A l’occasion des fêtes de fin d’année et à l’instar de ses paires à travers le monde, le président de la République s’est prêté à l’exercice du traditionnel discours de présentation de vœux à la nation centrafricaine. Cette épreuve tant redoutée par les pouvoirs successifs est l’inévitable occasion de grande communion avec le peuple où le pouvoir fait l’inventaire de ses réalisations ainsi que les grandes orientations politiques sans oublier les défis pour la nouvelle année. Bernard Selemby-Doudou@bsd
À travers un long discours creux, transparent, sans conviction et évasif le président de la République a eu l’audace et la probité de reconnaître la complexité de la crise avec les multiples acteurs y compris des mercenaires étrangers. Par la même occasion, le locataire du palais de la renaissance a fait un aveu d’impuissance et d’incompétence en reconnaissant de grands retards dans le dialogue politique et le grand chantier du DDRR -Désarmement, Démobilisation, Réinsertion, Rapatriement-.

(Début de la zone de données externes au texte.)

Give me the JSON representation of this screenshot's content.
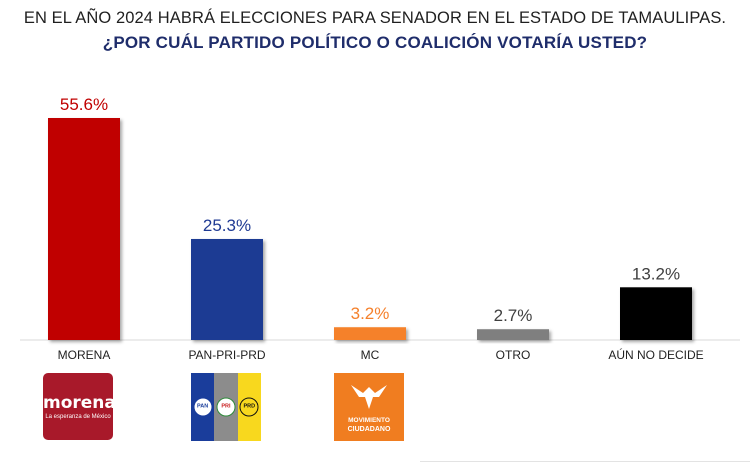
{
  "chart_data": {
    "type": "bar",
    "title": "EN EL AÑO 2024 HABRÁ ELECCIONES PARA SENADOR EN EL ESTADO DE TAMAULIPAS.",
    "subtitle": "¿POR CUÁL PARTIDO POLÍTICO O COALICIÓN  VOTARÍA USTED?",
    "categories": [
      "MORENA",
      "PAN-PRI-PRD",
      "MC",
      "OTRO",
      "AÚN NO DECIDE"
    ],
    "values": [
      55.6,
      25.3,
      3.2,
      2.7,
      13.2
    ],
    "value_labels": [
      "55.6%",
      "25.3%",
      "3.2%",
      "2.7%",
      "13.2%"
    ],
    "colors": [
      "#c00000",
      "#1f3a93",
      "#f5812c",
      "#7f7f7f",
      "#000000"
    ],
    "label_colors": [
      "#c00000",
      "#1f3a93",
      "#f5812c",
      "#404040",
      "#404040"
    ],
    "ylim": [
      0,
      60
    ],
    "grid": false,
    "legend": "none"
  },
  "logos": {
    "morena": {
      "name": "morena",
      "tagline": "La esperanza de México"
    },
    "coalition": {
      "pan": "PAN",
      "pri": "PRI",
      "prd": "PRD"
    },
    "mc": {
      "line1": "MOVIMIENTO",
      "line2": "CIUDADANO"
    }
  }
}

Le pouvoir a relevé à travers l’adresse du président de la république à la nation des événements malheureux et heureux qui ont émaillé l’année 2018. Une grande place a été réservée aux événements heureux, outils de propagande du pouvoir nonobstant les béantes douleurs du peuple. Il est important de rappeler qu’à travers le parcours synoptique du message à la nation, on constate que le pouvoir insiste à s’enliser dans sa politique d’autosatisfaction privant la population de la vérité à travers une démagogie institutionnalisée.
La démagogie par définition est une notion politique selon laquelle les dirigeants mènent le peuple en le manipulant pour s’attirer des faveurs et surtout en utilisant des discours flatteurs. C’est vrai que la vérité n’est pas bonne à dire mais on ne peut pas priver tout un peuple de la vérité. La vérité n’a pas été dite au peuple sur les réalités socio-politiques du pays. Ayant vécu la souffrance et les atrocités infligées au peuple centrafricain, le citoyen lambda s’interroge :
- Pourquoi les autorités centrafricaines ne disent pas la vérité sur la situation socio-politique du pays ?
- Qu’a fait ce peuple très hospitalier et docile pour mériter ce traitement démagogique ?
- En quoi cette adresse à la nation qui s’apparente à un discours-bilan d’autosatisfaction se différencie t-elle de celle de l’année dernière ?
- Pourquoi le volet sécuritaire de la crise a été abandonné au profit de la MINUSCA au lieu d’une gestion conjointe et coordonnée avec nos forces de défense ?
- Les discours démagogiques qui frôlent le ridicule ne constituent-il pas un déni de vérité ou une violation du serment ?
- Pourquoi prendre en otage ses propres électeurs qui vous ont fait roi ?
- La démagogie pousse le président de la République à décréter chaque année "de charnière et déterminante" dans le processus de la crise, quelle sera la véritable année décisive ?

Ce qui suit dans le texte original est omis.